Mamy tu do czynienia z dość skomplikowaną strukturą. Rozpatrujemy problem z dwóch odmiennych perspektyw, które częściowo się pokrywają i przecinają, nie wydaje się jednak, by dawały jakiś syntetyczny obraz. Można traktować dzieło literackie jako język o określonych cechach czy właściwościach, można też uznać literaturę za wytwór konwencji oraz specyficznego rodzaju uwagi, jakiej wymaga. Żadna z tych perspektyw nie zawiera w sobie drugiej, trzeba więc przechodzić nieustannie od jednej do drugiej. Przedstawię teraz pięć tez o naturze literatury, wysuwanych przez teoretyków: w każdym z omówionych wypadków obiera się jedną perspektywę, lecz w końcu należy wziąć pod uwagę tę drugą.

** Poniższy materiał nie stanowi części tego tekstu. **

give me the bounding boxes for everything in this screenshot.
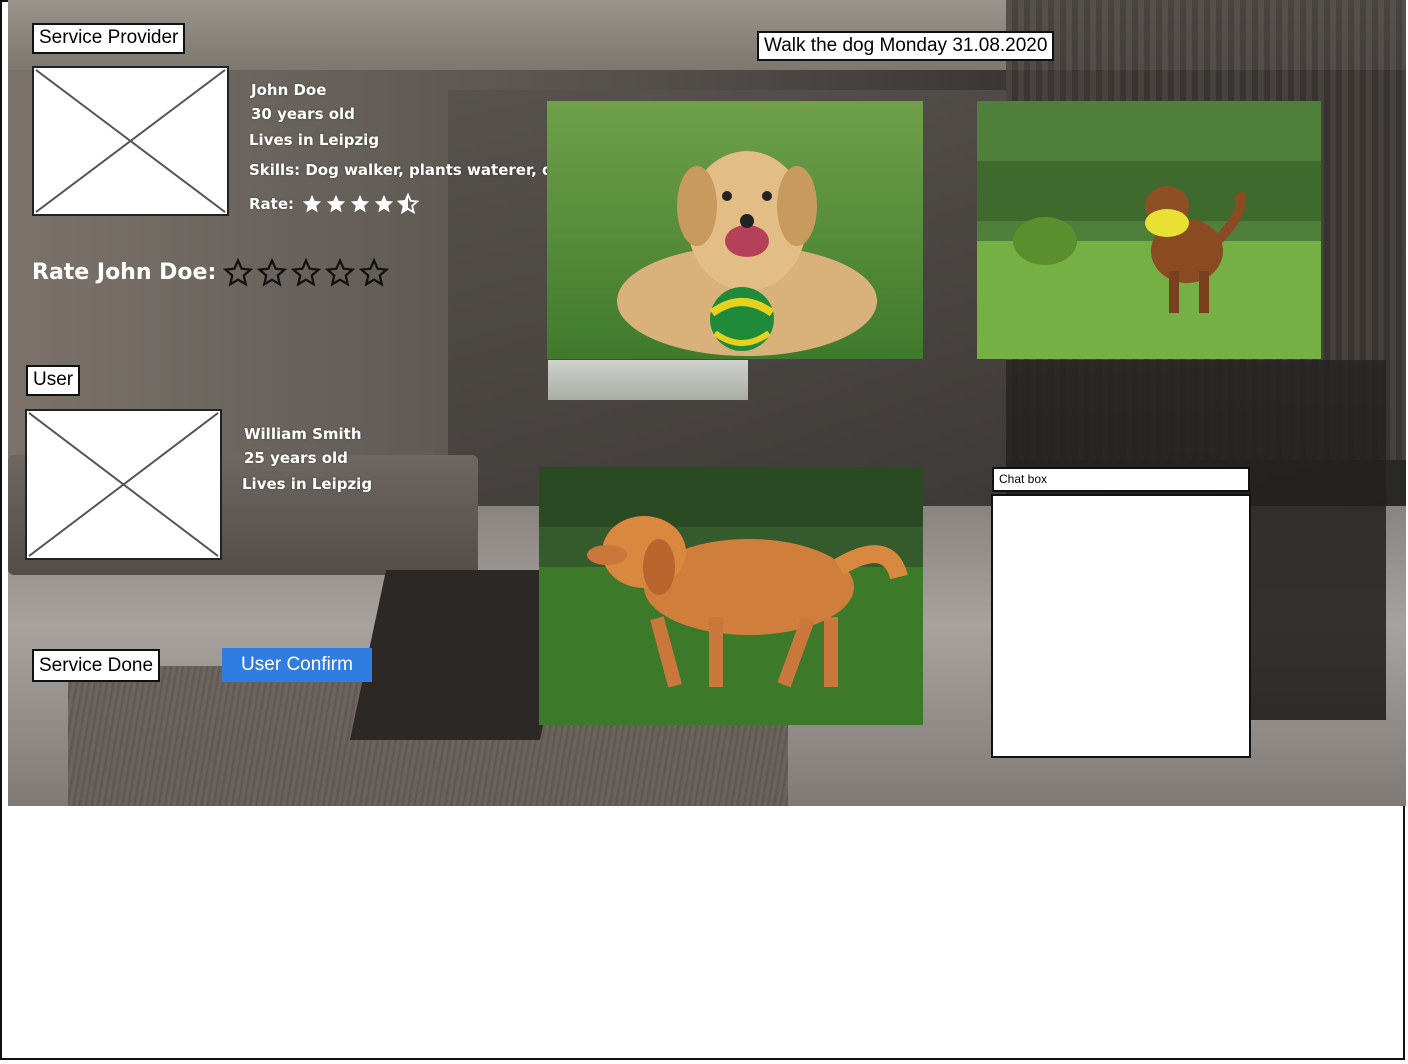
provider-age: 30 years old bbox=[251, 105, 355, 123]
provider-rate-label: Rate: bbox=[249, 195, 295, 213]
star-outline-icon[interactable] bbox=[291, 258, 321, 288]
dog-photo-ball bbox=[547, 101, 923, 359]
chat-box[interactable] bbox=[991, 494, 1251, 758]
user-location: Lives in Leipzig bbox=[242, 475, 373, 493]
chat-box-title: Chat box bbox=[992, 467, 1250, 492]
user-avatar-placeholder bbox=[25, 409, 222, 560]
star-outline-icon[interactable] bbox=[359, 258, 389, 288]
service-done-button[interactable]: Service Done bbox=[32, 649, 161, 682]
task-title: Walk the dog Monday 31.08.2020 bbox=[757, 31, 1055, 61]
user-name: William Smith bbox=[244, 425, 362, 443]
user-label: User bbox=[26, 365, 81, 396]
dog-photo-frisbee bbox=[977, 101, 1321, 359]
rate-prompt-label: Rate John Doe: bbox=[32, 260, 217, 285]
star-filled-icon bbox=[374, 194, 394, 213]
service-provider-label: Service Provider bbox=[32, 23, 186, 54]
provider-avatar-placeholder bbox=[32, 66, 229, 216]
star-outline-icon[interactable] bbox=[257, 258, 287, 288]
dog-photo-walking bbox=[539, 467, 923, 725]
star-filled-icon bbox=[350, 194, 370, 213]
user-age: 25 years old bbox=[244, 449, 348, 467]
dog-with-ball-image bbox=[547, 101, 923, 359]
provider-skills: Skills: Dog walker, plants waterer, driv… bbox=[249, 161, 593, 179]
star-outline-icon[interactable] bbox=[223, 258, 253, 288]
kitchen-window bbox=[548, 360, 748, 400]
provider-name: John Doe bbox=[251, 81, 327, 99]
rate-stars-input[interactable] bbox=[223, 258, 391, 288]
star-filled-icon bbox=[326, 194, 346, 213]
provider-rating-stars bbox=[301, 193, 419, 215]
dog-with-frisbee-image bbox=[977, 101, 1321, 359]
star-filled-icon bbox=[302, 194, 322, 213]
provider-location: Lives in Leipzig bbox=[249, 131, 380, 149]
image-placeholder-icon bbox=[35, 69, 226, 213]
user-confirm-button[interactable]: User Confirm bbox=[222, 648, 372, 682]
star-outline-icon[interactable] bbox=[325, 258, 355, 288]
dog-walking-image bbox=[539, 467, 923, 725]
image-placeholder-icon bbox=[28, 412, 219, 557]
star-half-icon bbox=[397, 193, 419, 215]
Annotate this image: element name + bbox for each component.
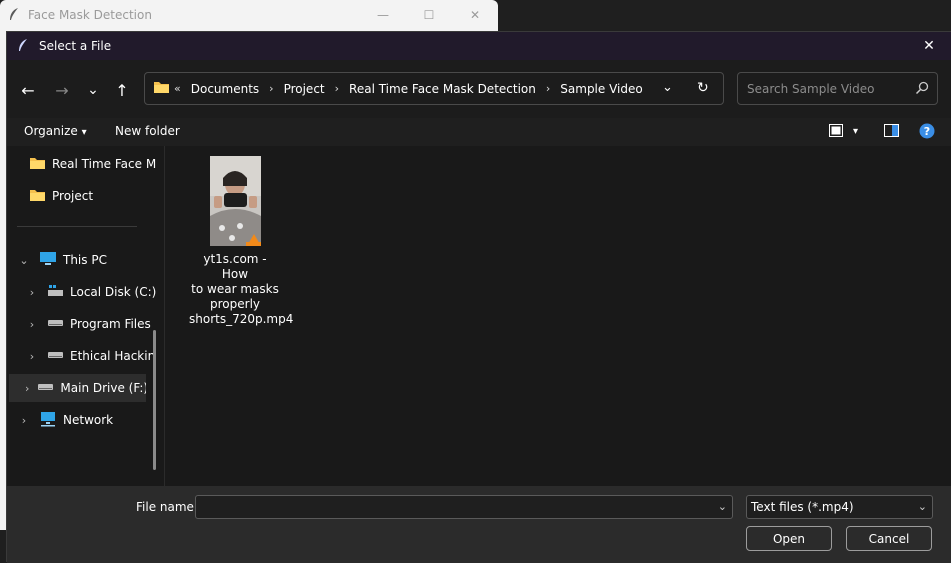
sidebar-item-label: This PC [63,253,107,267]
chevron-right-icon[interactable]: › [25,382,29,395]
cancel-button[interactable]: Cancel [846,526,932,551]
forward-button[interactable]: → [50,78,74,102]
file-item[interactable]: yt1s.com - How to wear masks properly sh… [189,156,294,327]
background-window-title: Face Mask Detection [28,8,152,22]
minimize-button[interactable]: — [360,0,406,30]
file-name-line: properly [210,297,260,311]
dialog-title: Select a File [39,39,112,53]
view-dropdown-icon[interactable]: ▾ [853,126,858,137]
close-button[interactable]: ✕ [452,0,498,30]
chevron-down-icon: ⌄ [87,82,99,98]
refresh-icon[interactable]: ↻ [697,80,709,96]
open-button[interactable]: Open [746,526,832,551]
video-thumbnail-icon [209,156,261,246]
view-options-button[interactable] [829,124,843,140]
divider [17,226,137,227]
file-name-label: File name: [136,500,198,514]
chevron-right-icon[interactable]: › [25,350,39,363]
sidebar-item-program-files[interactable]: › Program Files [25,310,165,338]
sidebar-item-local-disk-c[interactable]: › Local Disk (C:) [25,278,165,306]
up-button[interactable]: ↑ [110,78,134,102]
view-icon [829,124,843,137]
sidebar-item-real-time-face-mask[interactable]: Real Time Face M [29,150,169,178]
breadcrumb-separator-icon[interactable]: › [546,82,550,95]
chevron-right-icon[interactable]: › [25,318,39,331]
navigation-bar: ← → ⌄ ↑ « Documents › Project › Real Tim… [7,60,951,118]
file-name: yt1s.com - How to wear masks properly sh… [189,252,294,327]
dialog-footer: File name: ⌄ Text files (*.mp4) ⌄ Open C… [7,486,951,563]
command-bar: Organize ▾ New folder ▾ ? [7,118,951,146]
breadcrumb-documents[interactable]: Documents [191,82,259,96]
new-folder-button[interactable]: New folder [115,124,180,138]
feather-icon [8,7,20,24]
breadcrumb-project[interactable]: Project [284,82,325,96]
search-input[interactable] [747,81,907,96]
chevron-right-icon[interactable]: › [17,414,31,427]
sidebar-item-label: Network [63,413,114,427]
sidebar-item-this-pc[interactable]: ⌄ This PC [17,246,157,274]
svg-text:?: ? [924,125,930,138]
folder-icon [29,188,46,205]
chevron-down-icon: ⌄ [917,500,927,513]
computer-icon [39,251,57,269]
close-icon: ✕ [923,38,935,54]
sidebar-item-label: Program Files [70,317,151,331]
organize-button[interactable]: Organize ▾ [24,124,87,138]
file-name-line: shorts_720p.mp4 [189,312,294,326]
navigation-scrollbar[interactable] [153,330,156,470]
sidebar-item-main-drive-f[interactable]: › Main Drive (F:) [9,374,146,402]
folder-icon [29,156,46,173]
arrow-right-icon: → [55,80,69,100]
drive-icon [37,380,54,396]
folder-icon [153,80,170,97]
windows-drive-icon [47,284,64,300]
help-button[interactable]: ? [919,123,935,142]
dialog-titlebar: Select a File [7,32,951,60]
preview-pane-icon [884,124,899,137]
arrow-left-icon: ← [21,80,35,100]
maximize-button[interactable]: ☐ [406,0,452,30]
chevron-down-icon: ▾ [81,127,87,138]
drive-icon [47,316,64,332]
file-type-select[interactable]: Text files (*.mp4) ⌄ [746,495,933,519]
chevron-down-icon[interactable]: ⌄ [718,500,727,513]
breadcrumb-sample-video[interactable]: Sample Video [560,82,642,96]
sidebar-item-label: Local Disk (C:) [70,285,157,299]
address-bar[interactable]: « Documents › Project › Real Time Face M… [144,72,724,105]
file-list: yt1s.com - How to wear masks properly sh… [165,146,951,486]
file-type-value: Text files (*.mp4) [751,500,854,514]
address-dropdown-icon[interactable]: ⌄ [662,80,673,95]
feather-icon [17,38,29,55]
search-box[interactable] [737,72,938,105]
breadcrumb-separator-icon[interactable]: › [269,82,273,95]
sidebar-item-label: Project [52,189,94,203]
search-icon[interactable] [915,81,929,98]
organize-label: Organize [24,124,78,138]
sidebar-item-label: Real Time Face M [52,157,157,171]
navigation-pane: Real Time Face M Project ⌄ This PC › Loc… [7,146,157,486]
back-button[interactable]: ← [16,78,40,102]
sidebar-item-ethical-hacking[interactable]: › Ethical Hackin [25,342,165,370]
recent-locations-button[interactable]: ⌄ [81,78,105,102]
file-name-line: to wear masks [191,282,279,296]
file-dialog: Select a File ✕ ← → ⌄ ↑ « Documents › Pr… [6,31,951,563]
overflow-chevron-icon[interactable]: « [174,82,181,95]
drive-icon [47,348,64,364]
arrow-up-icon: ↑ [115,80,129,100]
sidebar-item-network[interactable]: › Network [17,406,157,434]
file-name-field[interactable]: ⌄ [195,495,733,519]
sidebar-item-project[interactable]: Project [29,182,169,210]
help-icon: ? [919,123,935,139]
network-icon [39,411,57,430]
sidebar-item-label: Ethical Hackin [70,349,156,363]
preview-pane-button[interactable] [884,124,899,140]
dialog-close-button[interactable]: ✕ [911,32,947,60]
chevron-right-icon[interactable]: › [25,286,39,299]
breadcrumb-real-time-face-mask-detection[interactable]: Real Time Face Mask Detection [349,82,536,96]
file-name-line: yt1s.com - How [203,252,267,281]
breadcrumb-separator-icon[interactable]: › [335,82,339,95]
chevron-down-icon[interactable]: ⌄ [17,254,31,267]
sidebar-item-label: Main Drive (F:) [60,381,146,395]
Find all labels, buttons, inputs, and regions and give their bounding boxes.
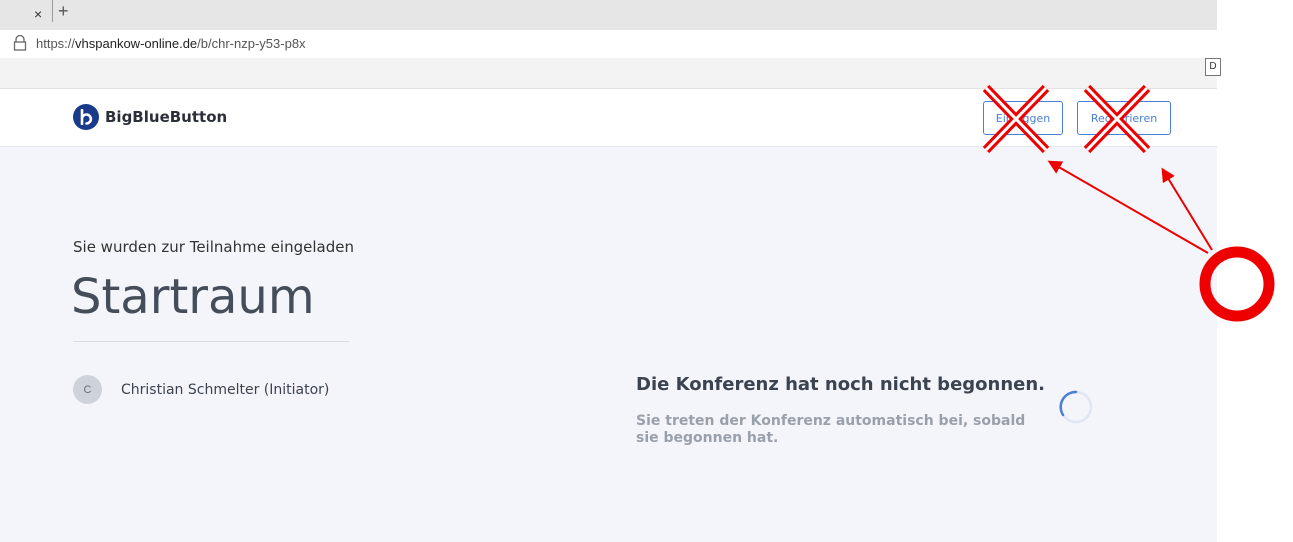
status-title: Die Konferenz hat noch nicht begonnen.: [636, 374, 1046, 395]
extension-button[interactable]: D: [1205, 58, 1221, 76]
brand-name: BigBlueButton: [105, 108, 228, 126]
bbb-logo-icon: [73, 104, 99, 130]
tab-divider: [52, 0, 53, 22]
lock-icon: [13, 35, 27, 51]
login-button[interactable]: Einloggen: [983, 101, 1063, 135]
url-path: /b/chr-nzp-y53-p8x: [197, 36, 306, 51]
bigbluebutton-logo[interactable]: BigBlueButton: [73, 104, 227, 130]
url-scheme: https://: [36, 36, 76, 51]
invite-text: Sie wurden zur Teilnahme eingeladen: [73, 238, 354, 256]
divider: [73, 341, 349, 342]
new-tab-icon[interactable]: +: [58, 1, 69, 21]
url-host: vhspankow-online.de: [75, 36, 198, 51]
address-bar[interactable]: https://vhspankow-online.de/b/chr-nzp-y5…: [0, 30, 1217, 58]
main-content: Sie wurden zur Teilnahme eingeladen Star…: [0, 147, 1217, 542]
room-title: Startraum: [71, 269, 315, 325]
tab-close-icon[interactable]: ×: [34, 6, 42, 22]
browser-toolbar: [0, 58, 1217, 89]
page-header: BigBlueButton Einloggen Registrieren: [0, 89, 1217, 147]
owner-name: Christian Schmelter (Initiator): [121, 381, 330, 398]
room-owner: C Christian Schmelter (Initiator): [73, 375, 329, 404]
avatar: C: [73, 375, 102, 404]
url-text[interactable]: https://vhspankow-online.de/b/chr-nzp-y5…: [36, 36, 306, 51]
status-subtitle: Sie treten der Konferenz automatisch bei…: [636, 413, 1026, 446]
loading-spinner-icon: [1059, 390, 1093, 424]
browser-tab-strip: × +: [0, 0, 1217, 30]
register-button[interactable]: Registrieren: [1077, 101, 1171, 135]
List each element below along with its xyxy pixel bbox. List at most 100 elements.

1. Literatura jako "wysuwanie na pierwszy plan" języka
Często uważa się, że "literackość" polega przede wszystkim na takiej organizacji języka, która sprawia, iż literaturę da się odróżnić od wypowiedzi o innych celach. Literatura to wypowiedź, która "wysuwa na plan pierwszy" sam język: udziwnia go, wypycha na spotkanie z czytelnikiem - "popatrz! to ja, język!" - nie pozwalając mu zapomnieć, że ma do czynienia z językiem kształtowanym na niecodzienną modłę. Dotyczy to zwłaszcza poezji modelującej płaszczyznę dźwiękową języka w taki sposób, by trzeba się było z nią liczyć. Oto początek wiersza Gerarda Manleya Hopkinsa pod tytułem Inversnaid:
Ciemny, brązowy jak koński grzbiet strumień,
Koryto skalne w szurgocie i szumie
Żłobiąc, to zrywa się, to nurza w runie
Własnych pian, zanim w głąb jeziora runie.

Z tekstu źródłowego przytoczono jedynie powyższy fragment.